Abstract Body: Obesity is a risk factor of cardiovascular diseases including atherosclerosis. Sustained weight loss has beneficial effects on these diseases. However, 80 % of people regain weight and observational studies have shown that this has detrimental effects on cardiovascular diseases. The pathways that lead to improvement upon weight loss and decline after weight regain, however, are not fully understood. Previous studies have shown that weight loss in mice leads to epigenetic changes in myeloid cells and their precursors, cell types crucial in atherosclerosis. Here, we hypothesize that epigenetic changes in myeloid (precursor) cells due to weight cycling adversely affect atherosclerosis.

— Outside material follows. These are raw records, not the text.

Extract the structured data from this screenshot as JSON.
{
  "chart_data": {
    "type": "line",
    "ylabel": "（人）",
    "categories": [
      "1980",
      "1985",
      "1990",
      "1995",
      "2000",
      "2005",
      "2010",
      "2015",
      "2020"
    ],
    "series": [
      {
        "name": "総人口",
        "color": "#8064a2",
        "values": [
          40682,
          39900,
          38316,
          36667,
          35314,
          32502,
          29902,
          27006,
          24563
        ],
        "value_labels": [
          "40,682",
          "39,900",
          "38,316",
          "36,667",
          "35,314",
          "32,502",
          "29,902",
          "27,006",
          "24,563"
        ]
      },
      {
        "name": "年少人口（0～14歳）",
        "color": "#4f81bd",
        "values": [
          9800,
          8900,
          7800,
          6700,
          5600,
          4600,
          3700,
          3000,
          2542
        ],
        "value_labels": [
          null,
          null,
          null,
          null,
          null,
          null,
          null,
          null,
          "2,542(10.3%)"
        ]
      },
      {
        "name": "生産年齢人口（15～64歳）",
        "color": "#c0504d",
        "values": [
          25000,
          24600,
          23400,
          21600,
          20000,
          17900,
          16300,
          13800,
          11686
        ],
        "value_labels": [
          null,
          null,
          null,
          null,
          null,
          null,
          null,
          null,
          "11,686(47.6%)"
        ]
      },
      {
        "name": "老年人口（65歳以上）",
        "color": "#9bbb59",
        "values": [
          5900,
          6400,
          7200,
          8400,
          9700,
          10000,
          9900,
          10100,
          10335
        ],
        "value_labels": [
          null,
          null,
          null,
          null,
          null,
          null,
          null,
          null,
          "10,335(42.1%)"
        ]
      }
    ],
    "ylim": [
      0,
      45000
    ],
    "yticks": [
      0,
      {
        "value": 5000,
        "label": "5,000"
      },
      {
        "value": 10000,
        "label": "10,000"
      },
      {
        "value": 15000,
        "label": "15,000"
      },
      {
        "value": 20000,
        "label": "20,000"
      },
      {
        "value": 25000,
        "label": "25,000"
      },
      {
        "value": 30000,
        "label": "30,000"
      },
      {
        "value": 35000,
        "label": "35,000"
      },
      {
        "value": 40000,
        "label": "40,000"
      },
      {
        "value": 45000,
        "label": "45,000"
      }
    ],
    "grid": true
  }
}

We show in mice that weight loss induced by short term (2 weeks) caloric restriction (stCR) results in lower mRNA expression levels of inflammatory markers Tnf and Nos2 in bone marrow (BM) cells compared to those of obese mice (Ob), while weight regain (WR) increases those levels: (Tnf Ob: 0.034 ± 0.007, stCR: 0.0188 ± 0.0023, WR: 0.045 ± 0.002 and Nos2 Ob: 0.134 ± 0.015, CR: 0.072 ± 0.009, WR: 0.1306 ± 0.01855, n=7-10). We observed the same pattern in LPS stimulated BM cells (Tnf Ob: 0.411 ± 0.062, stCR: 0.203 ± 0.025, WR: 0.564 ± 0.047 and Nos2 Ob: 0.161 ± 0.020, stCR: 0.098 ± 0.009, WR: 0.228 ± 0.031, n=7-10). We then examined if these ex vivo responses can be extended in vivo. BM from Ob, stCR or WR mice was transplanted into lean, Ldlr^-/- mice placed on high-cholesterol diet for 16 weeks. We observed that the weight cycling-induced changes to myeloid precursor cells contributed to atherosclerotic plaque development. This is indicated by a worsening in plaque characteristics, such as collagen content, a marker of stability in human plaques (Ob recipient: 0.355 % ± 0.054, stCR recipient: 0.487 % ± 0.088, WR recipient: 0.233 % ± 0.057, n=8-9) and necrotic core, a marker of plaque vulnerability in human plaques (Ob recipient: 4.648 % ± 1.026, stCR recipient: 1.937 % ± 0.426, WR recipient: 5.863 % ± 1.456, n=5-6) in the WR BM recipient Ldlr^-/- mice compared to stCR BM recipients. All comparisons between stCR and WR are significant at p< 0.05.
In conclusion, these data support the hypothesis that weight cycling induces epigenetic changes in myeloid cells which have effects on atherosclerosis. Ongoing studies are defining these changes and such data will advance the mechanistic knowledge by which weight cycling promotes atherogenesis and potentially other inflammatory conditions.